Oft sei Barmherzigkeit für Menschen, die in Widerspruch zur katholischen Lehre lebten, in der Kirche an zu viele Bedingungen geknüpft. Das sei "die übelste Weise, das Evangelium zu verflüssigen". Die Kirche habe mit strengen Vorgaben und Verurteilungen die Menschen lange eher davon abgeschreckt, Ehen und Familien zu gründen, als sie dazu anzuregen, lebenslange Verbindungen einzugehen, beklagt Franziskus in dem Schreiben sinngemäß.

In dem Schreiben fasst er die kontrovers geführten Diskussionen der beiden Bischofssynoden zu Ehe und Familie zusammen, die in den vergangenen zwei Jahren im Vatikan getagt hatten. Da diese nur beratenden Charakter haben, zieht der Papst seine eigenen Schlussfolgerungen.

Die Kirche müsse Familien auch in schwierigen Situationen begleiten, schreibt er. "Niemand darf auf ewig verurteilt werden", mahnt Franziskus mit Blick auf Gläubige, deren Leben katholischen Normen nicht oder nicht mehr entspricht. Geschiedene und wiederverheiratete Geschiedene müssten in das kirchliche Leben einbezogen werden. Im Umgang mit Geschiedenen müsse den Gewissensentscheidungen größerer Raum gegeben werden. Die Kirche müsse untersuchen, "welche der verschiedenen derzeit praktizierten Formen des Ausschlusses im liturgischen, pastoralen, erzieherischen und institutionellen Bereich überwunden werden können".

Stärkere Rolle der Ortskirchen

Auf das Thema Homosexualität geht Franziskus nur kurz ein. Grundsätzlich fordert Franziskus von der katholischen Kirche mehr Respekt vor der Gewissensentscheidung des Einzelnen in moralischen Fragen. Zudem sei stets eine sorgfältige Prüfung des Einzelfalls und eine Güterabwägung nötig. Zugleich stärkt der Papst die Rolle der Ortskirchen und der einzelnen Bischöfe.
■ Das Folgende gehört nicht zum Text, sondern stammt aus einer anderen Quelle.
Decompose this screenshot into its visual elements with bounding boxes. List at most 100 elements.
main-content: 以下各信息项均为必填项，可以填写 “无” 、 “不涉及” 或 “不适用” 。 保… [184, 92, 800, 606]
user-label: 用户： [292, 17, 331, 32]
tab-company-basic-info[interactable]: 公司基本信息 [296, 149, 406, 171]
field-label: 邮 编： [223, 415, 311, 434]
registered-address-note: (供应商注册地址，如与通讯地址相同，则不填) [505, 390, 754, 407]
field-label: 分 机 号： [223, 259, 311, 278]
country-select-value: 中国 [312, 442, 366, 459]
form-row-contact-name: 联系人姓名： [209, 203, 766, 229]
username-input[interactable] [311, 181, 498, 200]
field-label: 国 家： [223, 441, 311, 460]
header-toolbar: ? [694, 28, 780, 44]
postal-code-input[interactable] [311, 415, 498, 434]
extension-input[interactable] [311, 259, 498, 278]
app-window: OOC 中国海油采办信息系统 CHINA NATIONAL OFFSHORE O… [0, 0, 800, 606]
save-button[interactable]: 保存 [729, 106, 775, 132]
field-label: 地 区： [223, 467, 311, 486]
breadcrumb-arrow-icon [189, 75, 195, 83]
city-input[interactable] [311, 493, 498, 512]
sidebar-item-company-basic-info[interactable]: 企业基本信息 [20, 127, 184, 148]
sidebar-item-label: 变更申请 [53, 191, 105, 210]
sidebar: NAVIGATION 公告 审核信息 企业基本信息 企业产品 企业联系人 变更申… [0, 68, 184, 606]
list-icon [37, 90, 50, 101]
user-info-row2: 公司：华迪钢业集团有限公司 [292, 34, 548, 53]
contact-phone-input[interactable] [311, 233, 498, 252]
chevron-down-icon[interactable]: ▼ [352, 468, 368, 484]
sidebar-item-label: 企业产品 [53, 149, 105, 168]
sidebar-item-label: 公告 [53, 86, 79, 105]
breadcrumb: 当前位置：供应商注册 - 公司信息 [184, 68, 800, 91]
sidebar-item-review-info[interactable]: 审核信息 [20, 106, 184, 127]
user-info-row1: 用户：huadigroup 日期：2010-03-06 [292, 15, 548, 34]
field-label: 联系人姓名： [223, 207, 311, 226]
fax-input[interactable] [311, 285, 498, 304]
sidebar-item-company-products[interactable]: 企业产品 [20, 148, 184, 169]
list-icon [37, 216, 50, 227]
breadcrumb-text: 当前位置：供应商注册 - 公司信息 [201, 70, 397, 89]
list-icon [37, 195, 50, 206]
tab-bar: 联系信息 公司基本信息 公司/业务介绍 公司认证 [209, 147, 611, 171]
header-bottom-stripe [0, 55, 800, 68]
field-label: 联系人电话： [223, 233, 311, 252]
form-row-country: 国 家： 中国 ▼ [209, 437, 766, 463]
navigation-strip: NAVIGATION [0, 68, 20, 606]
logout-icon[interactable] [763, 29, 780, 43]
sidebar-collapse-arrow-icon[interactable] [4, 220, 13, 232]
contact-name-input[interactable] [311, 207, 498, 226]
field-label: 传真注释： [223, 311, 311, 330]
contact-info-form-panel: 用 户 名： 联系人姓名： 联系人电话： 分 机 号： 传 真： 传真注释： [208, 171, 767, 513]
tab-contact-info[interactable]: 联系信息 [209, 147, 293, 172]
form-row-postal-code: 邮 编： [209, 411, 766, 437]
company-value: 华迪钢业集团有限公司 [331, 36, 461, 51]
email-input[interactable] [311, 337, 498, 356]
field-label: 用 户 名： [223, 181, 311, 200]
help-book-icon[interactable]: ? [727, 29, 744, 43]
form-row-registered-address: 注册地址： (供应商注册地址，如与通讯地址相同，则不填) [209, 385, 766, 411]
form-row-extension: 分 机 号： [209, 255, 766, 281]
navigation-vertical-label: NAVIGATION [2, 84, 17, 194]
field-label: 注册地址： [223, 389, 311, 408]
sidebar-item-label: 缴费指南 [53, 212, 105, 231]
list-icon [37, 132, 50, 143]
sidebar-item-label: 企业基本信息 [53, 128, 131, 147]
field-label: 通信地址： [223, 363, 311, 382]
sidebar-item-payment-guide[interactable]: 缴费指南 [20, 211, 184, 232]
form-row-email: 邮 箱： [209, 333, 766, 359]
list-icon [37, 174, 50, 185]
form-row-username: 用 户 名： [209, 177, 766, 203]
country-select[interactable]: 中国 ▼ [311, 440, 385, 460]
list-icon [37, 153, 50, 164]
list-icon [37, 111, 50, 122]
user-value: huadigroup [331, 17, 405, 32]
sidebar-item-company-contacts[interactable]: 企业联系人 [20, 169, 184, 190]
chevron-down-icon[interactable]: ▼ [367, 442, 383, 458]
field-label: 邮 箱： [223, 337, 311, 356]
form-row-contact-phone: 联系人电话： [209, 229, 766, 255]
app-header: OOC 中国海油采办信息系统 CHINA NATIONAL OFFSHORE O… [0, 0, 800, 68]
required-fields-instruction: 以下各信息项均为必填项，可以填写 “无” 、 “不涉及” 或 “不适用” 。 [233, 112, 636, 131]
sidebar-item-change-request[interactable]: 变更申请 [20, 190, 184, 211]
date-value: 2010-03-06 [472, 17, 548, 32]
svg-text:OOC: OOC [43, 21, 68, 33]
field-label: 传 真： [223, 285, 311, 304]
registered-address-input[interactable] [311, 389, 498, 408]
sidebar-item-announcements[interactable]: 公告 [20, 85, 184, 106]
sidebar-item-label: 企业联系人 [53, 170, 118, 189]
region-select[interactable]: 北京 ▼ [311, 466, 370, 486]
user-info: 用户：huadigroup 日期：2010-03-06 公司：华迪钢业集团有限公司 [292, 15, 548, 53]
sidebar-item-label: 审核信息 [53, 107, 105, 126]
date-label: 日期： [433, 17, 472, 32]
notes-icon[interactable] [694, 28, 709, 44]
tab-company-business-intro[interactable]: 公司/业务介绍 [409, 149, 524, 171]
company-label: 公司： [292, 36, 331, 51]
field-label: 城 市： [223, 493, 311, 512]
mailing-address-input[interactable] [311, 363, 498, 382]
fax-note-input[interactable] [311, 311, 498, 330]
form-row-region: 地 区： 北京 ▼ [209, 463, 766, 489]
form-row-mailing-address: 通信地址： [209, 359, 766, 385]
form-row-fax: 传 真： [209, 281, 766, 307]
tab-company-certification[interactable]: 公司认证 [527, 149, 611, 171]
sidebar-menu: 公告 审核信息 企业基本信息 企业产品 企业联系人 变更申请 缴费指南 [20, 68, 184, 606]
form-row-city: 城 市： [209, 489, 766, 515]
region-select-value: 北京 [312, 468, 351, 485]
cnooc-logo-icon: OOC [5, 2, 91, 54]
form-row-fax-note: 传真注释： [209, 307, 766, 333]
Er gesteht ihnen in dem Schreiben mehr Eigenständigkeit und Interpretationsspielraum in der Anwendung der kirchlichen Lehre zu.

Der Papst küsst während einer Audienz im Vatikan ein Baby (Foto: Reuters)
Der Papst küsst während einer Audienz im Vatikan ein BabyBild: Reuters

Franziskus sieht eine Einheit von Lehre und Praxis in der Kirche zwar als notwendig an. Das schließe jedoch keineswegs aus, dass "verschiedene Interpretationen" einzelner Aspekte der Lehre fortbestünden oder auch "einiger Schlussfolgerungen, die aus ihr gezogen werden".

Ausführlich widmet sich der 79-Jährige auch Themen wie Leidenschaft, Zärtlichkeit und Erotik an, die bisher in der katholischen Kirche meist ausgespart wurden. "Wir dürfen die erotische Dimension der Liebe keineswegs als ein geduldetes Übel oder als eine Last verstehen, die zum Wohl der Familie toleriert werden muss, sondern müssen sie als Geschenk Gottes betrachten", betont Franziskus.

"Zwangseingriffe des Staates zugunsten von Verhütung, Sterilisation oder gar Abtreibung" lehnt er in dem Schreiben ab. Verantwortete Elternschaft bedeutet demnach jedoch auch, "die Kinderzahl aus genügend ernsten Gründen zu begrenzen".

Aus Sicht der deutschen Bischöfe hat das Schreiben weitreichende Konsequenzen für den Umgang mit wiederverheirateten Geschiedenen. Seelsorger müssten nun "in jedem einzelnen Fall die besondere Lebenssituation der Betroffenen" betrachten und könnten dann über eine Zulassung zur Kommunion entscheiden, teilte die Deutsche Bischofskonferenz (DBK) mit. "Nur im Blick auf die jeweilige Lebensgeschichte und Realität lässt sich gemeinsam mit den betroffenen Personen klären, ob und wie in ihrer Situation Schuld vorliegt, die einem Empfang der Eucharistie entgegensteht." Unterschrieben wurde die Erklärung vom DBK-Vorsitzenden Kardinal Reinhard Marx aus München, vom Berliner Erzbischof Heiner Koch und vom Osnabrücker Bischof Franz-Josef Bode. Sie hatten im vergangenen Herbst in Rom an der vorbereitenden Synode zum Thema Ehe und Familie teilgenommen.